Stylizer 5 Changes To Per-Property Media Targets

This information is historical and applies only to Stylizer 5.

Changes to per-property media targets (5.1.13.523)

Because of the way the code grid works, Stylizer is able to provide a feature to specify a media target for each individual property, which is often a more convenient way of filtering CSS for a specific media type than filtering entire rules. It allows styles which target a specific media type to be written next to the base styles which the override, as opposed to them being in their own section somewhere at the bottom of the style sheet.

Before release 5.1.13.523, all properties with a media target would be moved into a separate rule directly below. The property order was maintained by inserting "placeholder" comments into the CSS. When the file was then loaded again, the placeholder comments would be used to restore the original order. For example, a CSS rule with two properties targeting print media would be displayed like this in the code grid:

.page
    margin: 20px
    margin: 0.3in [PRINT]
    padding: 0px
    color: white
    color: black [PRINT]

But would save like this:

.page {
    margin: 20px;
    /*[ph]0*/
    padding: 0px;
    color: white;
    /*[ph]1*/
}
@media print {
    .page {
        /*[id]0*/margin: 0.3in;
        /*[id]1*/color: black;
    }
}

This system was implemented before media queries existed. In those days, the order of properties
which targeted two different media types was not as important because only one would be used by the browser at a time anyway. Basically, as long as you placed your print styles below your ordinary styles in the rule, there was no issue with ordering. And your output file would have all your print styles cleanly separated into their own rule.

In the world of media queries, however, it is perfectly common to use more than one query per rule—and their order is signficant. For example, given the following code in Stylizer:

.page
    margin: 10px [MIN-WIDTH: 1024px]
    padding: 0
    width: 500px [MIN-WIDTH: 600px]
    width: 900px [MIN-WIDTH: 1024px]

You would likely expect the second "width" property to override then first when the viewport is at least 1024 pixels wide. However, this is the code that would have been generated:

.page {
    /*[ph]0*/
    padding: 0;
    /*[ph]1*/
    /*[ph]2*/
}
@media (min-width: 1024px) {
    .page {
        /*[id]0*/margin: 10px;
        /*[id]2*/width: 900px;
    }
}
@media (min-width: 600px) {
    .page {
        /*[id]1*/width: 500px;
    }
}

Because only one rule was generated for each media query, the order cannot be preserved. The 500px width wins even when the viewport is 1024 pixels wide! The problem gets worse as more and more media queries are used.

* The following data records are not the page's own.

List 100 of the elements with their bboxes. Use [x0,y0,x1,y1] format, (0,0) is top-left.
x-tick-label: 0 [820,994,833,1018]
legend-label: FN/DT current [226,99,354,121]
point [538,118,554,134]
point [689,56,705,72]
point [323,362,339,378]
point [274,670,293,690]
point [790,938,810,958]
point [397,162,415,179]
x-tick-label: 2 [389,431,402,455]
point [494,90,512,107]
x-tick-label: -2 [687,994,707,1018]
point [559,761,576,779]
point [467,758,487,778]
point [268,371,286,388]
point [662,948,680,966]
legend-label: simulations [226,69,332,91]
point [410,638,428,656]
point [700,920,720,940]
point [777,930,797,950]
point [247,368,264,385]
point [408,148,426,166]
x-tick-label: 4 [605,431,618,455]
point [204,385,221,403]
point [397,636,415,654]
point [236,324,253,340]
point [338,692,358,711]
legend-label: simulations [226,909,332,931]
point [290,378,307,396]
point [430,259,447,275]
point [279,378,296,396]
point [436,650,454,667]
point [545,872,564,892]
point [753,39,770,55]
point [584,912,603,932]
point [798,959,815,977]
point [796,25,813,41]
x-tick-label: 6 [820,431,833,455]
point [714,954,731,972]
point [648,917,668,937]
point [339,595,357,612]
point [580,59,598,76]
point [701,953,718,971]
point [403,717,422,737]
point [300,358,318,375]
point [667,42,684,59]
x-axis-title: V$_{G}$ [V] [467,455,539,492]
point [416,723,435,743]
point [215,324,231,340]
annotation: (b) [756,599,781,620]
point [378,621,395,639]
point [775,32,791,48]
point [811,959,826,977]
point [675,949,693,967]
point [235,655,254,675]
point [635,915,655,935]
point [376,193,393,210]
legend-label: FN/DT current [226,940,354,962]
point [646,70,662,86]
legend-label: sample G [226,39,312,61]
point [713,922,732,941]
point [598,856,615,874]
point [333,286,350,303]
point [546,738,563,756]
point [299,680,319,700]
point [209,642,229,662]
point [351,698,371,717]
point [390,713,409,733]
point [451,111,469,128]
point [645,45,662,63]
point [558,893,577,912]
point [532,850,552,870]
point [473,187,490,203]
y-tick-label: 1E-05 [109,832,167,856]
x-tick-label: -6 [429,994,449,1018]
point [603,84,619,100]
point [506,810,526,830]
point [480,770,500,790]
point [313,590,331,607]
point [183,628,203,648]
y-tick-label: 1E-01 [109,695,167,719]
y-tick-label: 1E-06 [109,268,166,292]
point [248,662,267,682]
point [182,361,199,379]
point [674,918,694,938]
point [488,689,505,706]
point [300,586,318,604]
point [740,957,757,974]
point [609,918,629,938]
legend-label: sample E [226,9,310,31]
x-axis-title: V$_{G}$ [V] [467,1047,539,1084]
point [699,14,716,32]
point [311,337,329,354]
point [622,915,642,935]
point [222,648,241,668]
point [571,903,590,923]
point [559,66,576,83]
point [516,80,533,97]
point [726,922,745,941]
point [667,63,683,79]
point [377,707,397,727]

The solution (as of release 5.1.13.523) is to throw away the placeholder strategy altogether and generate a separate rule for each group of consecutive properties having the same media target. For the example above, Stylizer will now save:

@media (min-width: 1024px) {
    .page {
        margin: 10px;
    }
}
.page {
    padding: 0;
}
@media (min-width: 600px) {
    .page {
        width: 500px;
    }
}
@media (min-width: 1024px) {
    .page {
        width: 900px;
    }
}

When a CSS file is loaded, Stylizer displays adjacent rules with an identical selector list as a single rule in the code grid. And since all of the rules above have the same selector list (".page"), they will be displayed as a single rule. "Placeholder" comments are no longer necessary.

This is not a breaking change. However, if you have used per-property media targets previously, you may notice that the order in which your properties are displayed in the code grid is different now than it was when you saved the file. This is actually a Good Thing: you are seeing what the browser has always seen.